Amalgame de cultures

Aujourd'hui Pera retrouvé tout son lustre. La jeunesse de la ville s'y montre et c'est aussi là que survivent les vieilles traditions. Chaque soir, le marché aux poissons de Galata est le théâtre d'une véritable joie de vivre. Aux alentours et sur Tepebasi, les "Petits Champs", les Stambouliotes, mondains comme modestes, se donnent rendez-vous dans les cafés ou vont assister au cérémonieux tekke des derviches tourneurs. Quant à Cihangir, depuis qu'une récente fièvre immobilière s'est emparée de ce quartier escarpé reconstruit en pierre et en béton à la suite d'un incendie dans les années 1930, beaucoup d'Européens en mission et d'artistes renommés s'y sont installés.
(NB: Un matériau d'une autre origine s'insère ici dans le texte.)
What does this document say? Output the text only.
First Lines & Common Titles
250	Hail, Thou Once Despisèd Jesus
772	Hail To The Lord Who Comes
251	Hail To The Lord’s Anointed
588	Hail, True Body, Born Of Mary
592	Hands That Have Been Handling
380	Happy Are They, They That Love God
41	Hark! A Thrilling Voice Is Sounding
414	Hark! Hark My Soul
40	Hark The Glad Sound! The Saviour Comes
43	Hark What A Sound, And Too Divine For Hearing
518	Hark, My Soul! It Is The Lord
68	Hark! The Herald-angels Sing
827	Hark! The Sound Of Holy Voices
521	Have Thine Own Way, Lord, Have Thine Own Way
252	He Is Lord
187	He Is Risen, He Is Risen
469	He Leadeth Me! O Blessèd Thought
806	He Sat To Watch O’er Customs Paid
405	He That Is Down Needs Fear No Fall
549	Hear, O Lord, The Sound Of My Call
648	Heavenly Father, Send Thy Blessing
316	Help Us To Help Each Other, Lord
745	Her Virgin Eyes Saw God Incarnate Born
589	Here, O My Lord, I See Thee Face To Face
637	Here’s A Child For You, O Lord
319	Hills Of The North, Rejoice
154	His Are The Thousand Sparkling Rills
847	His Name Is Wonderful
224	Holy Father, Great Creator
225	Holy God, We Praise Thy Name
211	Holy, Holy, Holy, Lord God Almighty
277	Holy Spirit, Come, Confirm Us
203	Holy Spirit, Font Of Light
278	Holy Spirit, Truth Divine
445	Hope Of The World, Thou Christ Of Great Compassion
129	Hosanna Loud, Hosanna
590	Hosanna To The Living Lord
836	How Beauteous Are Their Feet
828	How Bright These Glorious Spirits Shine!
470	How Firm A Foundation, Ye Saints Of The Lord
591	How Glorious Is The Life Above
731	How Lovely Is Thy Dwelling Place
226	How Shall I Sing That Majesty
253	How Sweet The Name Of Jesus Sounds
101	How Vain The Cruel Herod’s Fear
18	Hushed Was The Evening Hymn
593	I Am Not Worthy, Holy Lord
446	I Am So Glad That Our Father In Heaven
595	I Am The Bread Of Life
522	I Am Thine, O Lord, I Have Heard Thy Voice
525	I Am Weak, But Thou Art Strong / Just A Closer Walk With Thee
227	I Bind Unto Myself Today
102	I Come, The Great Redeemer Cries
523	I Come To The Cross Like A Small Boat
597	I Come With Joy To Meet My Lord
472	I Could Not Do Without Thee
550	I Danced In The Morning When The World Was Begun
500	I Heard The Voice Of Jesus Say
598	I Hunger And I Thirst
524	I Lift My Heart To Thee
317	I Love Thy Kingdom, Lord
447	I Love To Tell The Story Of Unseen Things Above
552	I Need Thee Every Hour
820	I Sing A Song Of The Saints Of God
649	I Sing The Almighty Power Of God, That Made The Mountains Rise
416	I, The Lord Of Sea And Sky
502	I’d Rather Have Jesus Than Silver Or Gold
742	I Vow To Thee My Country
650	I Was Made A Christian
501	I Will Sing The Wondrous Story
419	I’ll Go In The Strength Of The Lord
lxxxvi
Dans le flot de cette vague bobo, de nouveaux restaurants, cafés et boutiques branchées ouvrent chaque jour. Et puis les insomniaques auront encore la nuit blanche pour apprécier l'autre versant d'Istanbul : une vie sonore, jeune, palpitante dans les clubs qui jonchent les rives du Bosphore. Et ne manquer sous aucun prétexte le soleil embraser les coupoles roses de la Corne d'Or tout en se laissant gagner par le hüzün, cette rêveuse nostalgie chère à l'écrivain Orhan Pamuk, prix Nobel de littérature 2006.